“道森集团确实有往北方进军的意思,我那时刚毕业没多久也想锻炼一下,就自告奋勇去金诚学习,可惜,金诚集团卡得严,我只能转而去辰悦,虽说不是商业间谍,但目的也确实说不上单纯。”

    谢时暖提起的心放了下来。

    金诚集团是商界翘楚,多年经营涉及的产业又多,人才想要来这里历练太正常,不可能每个背景都一清二白,沈牧野提防没问题,刘斯年的解释严格来说也没问题。

    “其实你不用和我解释,哪怕你真是间谍,那也是金诚集团的事情,与我无关。”谢时暖淡淡道,“你在我这边只是刘斯年。”

    刘斯年嗅出了她平静之下的异样。

    “你是沈大公子的遗孀,算半个沈家人,当然要解释。”

    谢时暖自嘲地笑了一下。

    “时暖姐,是不是……陈正忠的事情有变?”

    “没有。”

    刘斯年皱眉:“听说他爷爷来了,是不是施压了?”

    谢时暖奇道:“他的行程那么保密你都知道?”

    “对外保密,对我们这种圈子很难保密,不保密,也是一种施压方式,沈家做什么决定了吗?”

    谢时暖呼出气:“斯年,既然你要回家了,这边的事就不要在关心了,那个订婚宴……你还参加吗?”

    订婚宴,参加,刘斯年挑了眉,谢时暖不擅长撒谎,在秘书这个行业,这是非常致命的缺点,还好,她擅长沉默,勉强弥补了。

    对着他,她没防范,当然不会沉默,一不小心就说漏嘴了。

    “我爸没收到延期的通知,证明订婚宴继续办,日期都没改。”刘斯年摸着下巴,“沈家和陈家和解了,拿你和解?”

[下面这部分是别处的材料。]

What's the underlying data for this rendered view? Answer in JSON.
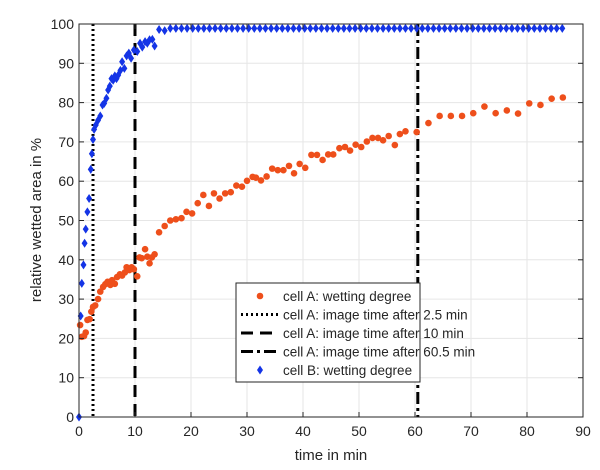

    谢时暖没料到他这么快就猜出来了,神色不自然。

    “没有,你别猜了。”

    刘斯年望住她:“好,我不猜,那我换个问题,时暖姐,要我帮你吗?”

    “帮我什么?”

    “帮你解决你可能解决不了的麻烦,或者,帮你离开。”

    他神情严肃不像开玩笑。

    谢时暖不解:“你帮我就会惹上陈家,或许还加上沈家,你爸同意吗?”

    刘斯年想也不想就回答。

    “同意。”

    他眨眼,“所以,要不要?”

    广场舞曲目更新到了《月亮之上》,音响开得大,节拍又快,音乐声震得她心脏狂跳。

    谢时暖被诱惑了。

    彻底离开,什么仇恨,什么男人,通通不管了,只做自己!

    但也只有那么一瞬间。

    “你为什么要帮我,因为我是你的前同事,朋友,或者假女友?斯年,这是赔本买卖,我没什么可报答你的。”

    刘斯年歪着头想了想:“把辰悦首席秘书挖走,也算我这个商业间谍的罪名不白担,如果你想报答,不如去道森给我做秘书,那就不是赔本买卖了。”

    谢时暖愣了一秒,也笑了。

    是她想复杂了,刘斯年本就是个好人,一个好人见义勇为不是什么稀奇事,他好心而已。

    但她不能贪心。

    “我不用帮忙,真的,一切都挺好的,倒是你。”她眨眨眼,“继承千亿家产以后,还想要开咖啡馆吗?”

    夜风吹过,她的黑发在五彩霓虹下撩动,一缕挂在唇间,谢时暖抬手,刘斯年先一步,帮她拨了下来拢至耳后。

    她的指尖和他的指尖碰在一起,一冷一热,一碰,即离。

    “你想喝我就开。”

    男孩很会讲话,暖心极了。

    谢时暖跟他合作时,下至从八岁小孩上到八十岁老太,什么客户都能被他哄得开心,项目推进神速,合作者躺着拿奖金,这样的好同事好朋友,很难得的,她真舍不得。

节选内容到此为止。